FACTS: Vicente Madrigal and Susana Paterno were legally married prior to January 1, 1914. Conjugal partnership
was the governing regime between the spouses.
Vicente filed a sworn declaration with the CIR, showing as his total net income for the year 1914, the sum of P296,
302.73.
Subsequently, he submitted the claim that the said amount did not represent his income for the year 1914, BUT
was in fact the income of the conjugal partnership existing between himself and his wife Susana Paterno, and that
in computing and assessing the additional income tax, the income declared by Vicente should be divided into two
equal parts, one-half to be considered the income of Vicente and the other half the income of Susana.
Hence, both filed with the court a recovery of the sum alleged to have been wrongfully and illegally assessed and
collected by the defendants from plaintiff under the provisions of the Act of Congress known as the Income Tax
Law.

Allegation of Vicente: if the income tax for the year 1914 had been correctly and lawfully computed there would
have been due and payable by each of the plaintiffs the sum of P2, 921.09, which taken together amounts to a
total of P5, 842.18 instead of P9, 668.21, erroneously and unlawfully collected from the plaintiff Vicente, with the
result that plaintiff Vicente has paid as income tax P3, 786.08, in excess of the sum lawfully due and payable.

ISSUE: Whether or not the income reported by Vicente should be divided into two (2) in computing for the
additional income tax because of the conjugal partnership existing between them.

RULING: No, it cannot be divided into two.
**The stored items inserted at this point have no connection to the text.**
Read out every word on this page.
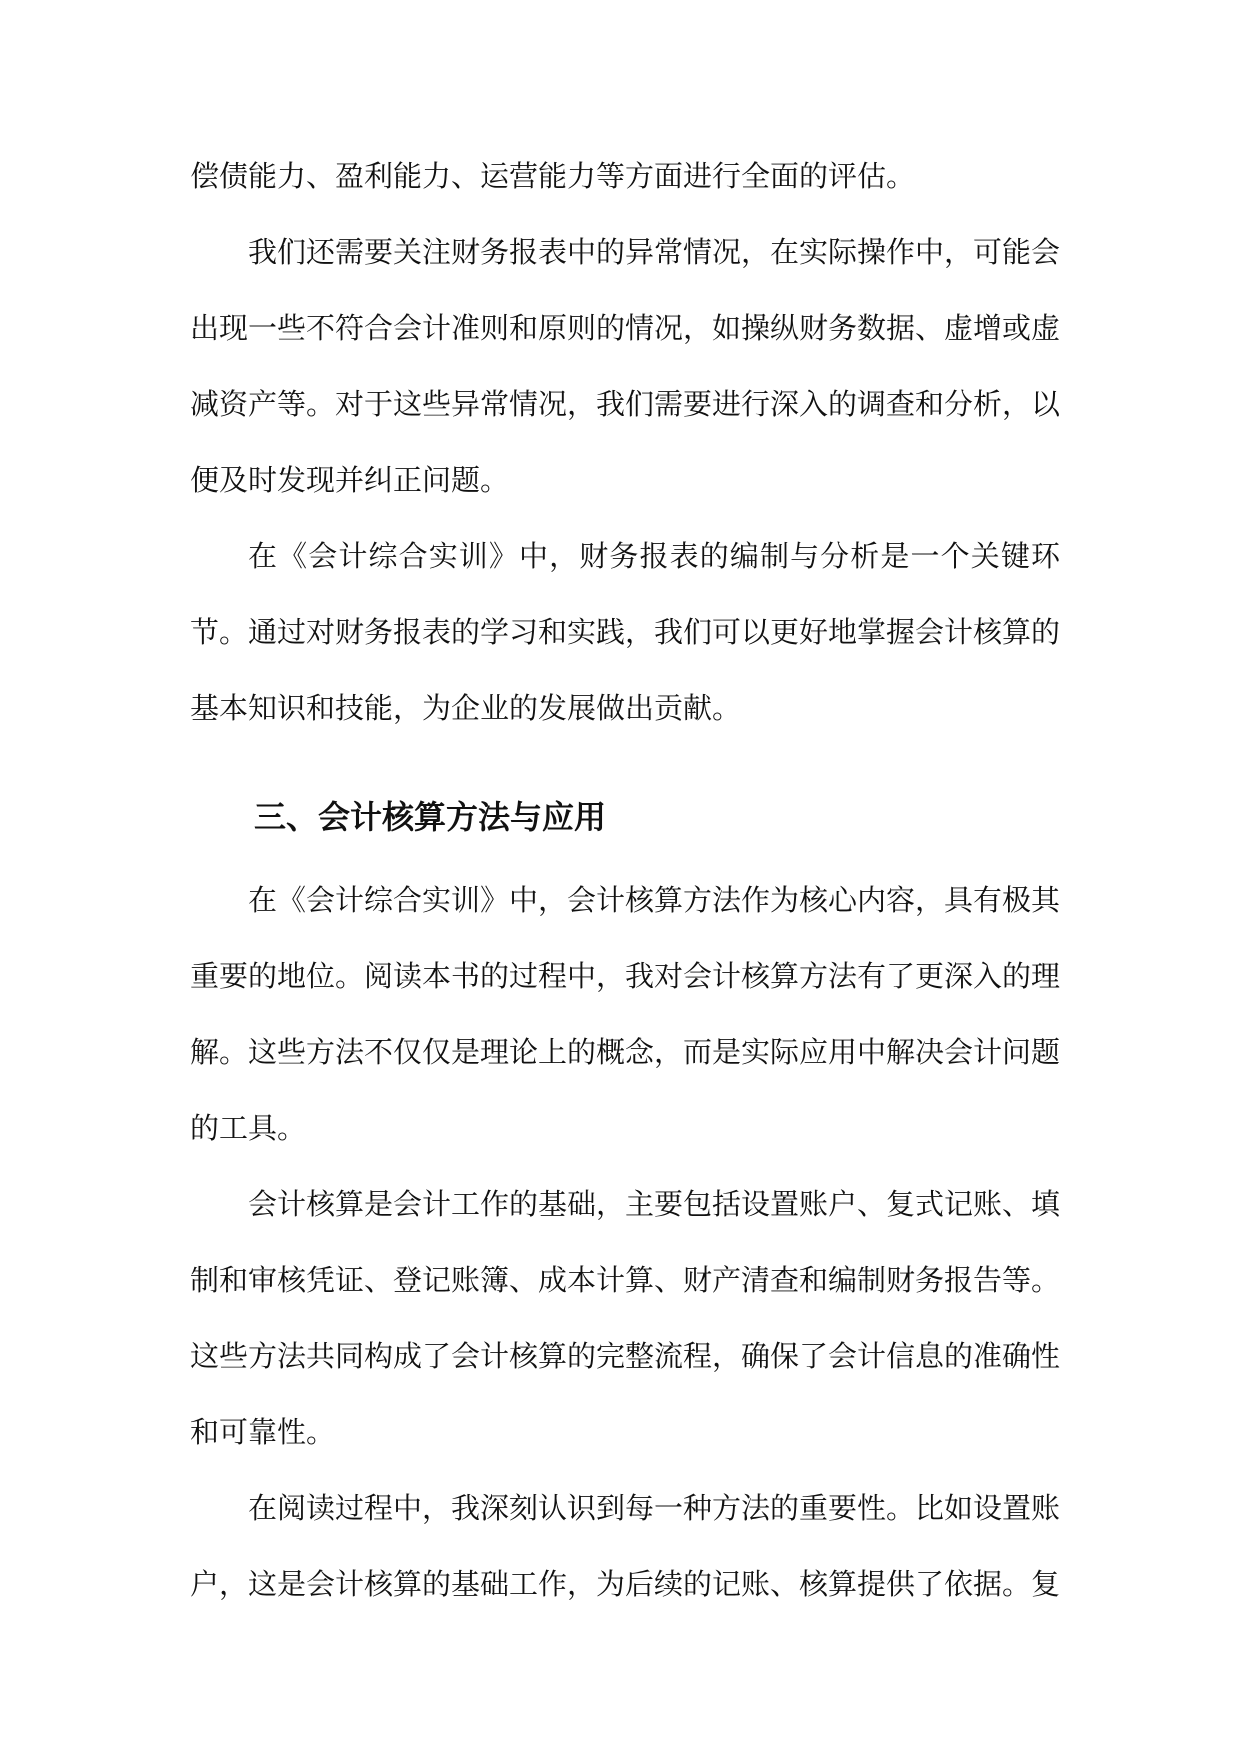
偿债能力、盈利能力、运营能力等方面进行全面的评估。

我们还需要关注财务报表中的异常情况，在实际操作中，可能会出现一些不符合会计准则和原则的情况，如操纵财务数据、虚增或虚减资产等。对于这些异常情况，我们需要进行深入的调查和分析，以便及时发现并纠正问题。

在《会计综合实训》中，财务报表的编制与分析是一个关键环节。通过对财务报表的学习和实践，我们可以更好地掌握会计核算的基本知识和技能，为企业的发展做出贡献。

三、会计核算方法与应用

在《会计综合实训》中，会计核算方法作为核心内容，具有极其重要的地位。阅读本书的过程中，我对会计核算方法有了更深入的理解。这些方法不仅仅是理论上的概念，而是实际应用中解决会计问题的工具。

会计核算是会计工作的基础，主要包括设置账户、复式记账、填制和审核凭证、登记账簿、成本计算、财产清查和编制财务报告等。这些方法共同构成了会计核算的完整流程，确保了会计信息的准确性和可靠性。

在阅读过程中，我深刻认识到每一种方法的重要性。比如设置账户，这是会计核算的基础工作，为后续的记账、核算提供了依据。复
Income Tax Law taxes upon income, and not upon capital and property. The essential difference between capital
and income is that capital is a fund; income is a flow. A fund of property existing at an instant of time is called
capital. A flow of services rendered by that capital by the payment of money from it or any other benefit rendered
by a fund of capital in relation to such fund through a period of time is called income. Capital is wealth, while
income is the service of wealth. Income is defined as profits or gains.
As Susana has no estate and income, actually and legally vested in her and entirely distinct from her husbands
property, the income cannot properly be considered the separate income of the wife for the purposes of the
additional tax.
The separate estate of a married woman within the contemplation of the Income Tax Law is that which belongs to
her solely and separately and apart from her husband, and over which her husband has no right in equity.
Moreover, Income Tax Law does not look on the spouses as individual partners in an ordinary partnership. The
husband and wife are only entitled to the exemption of P8,000 (now 5k).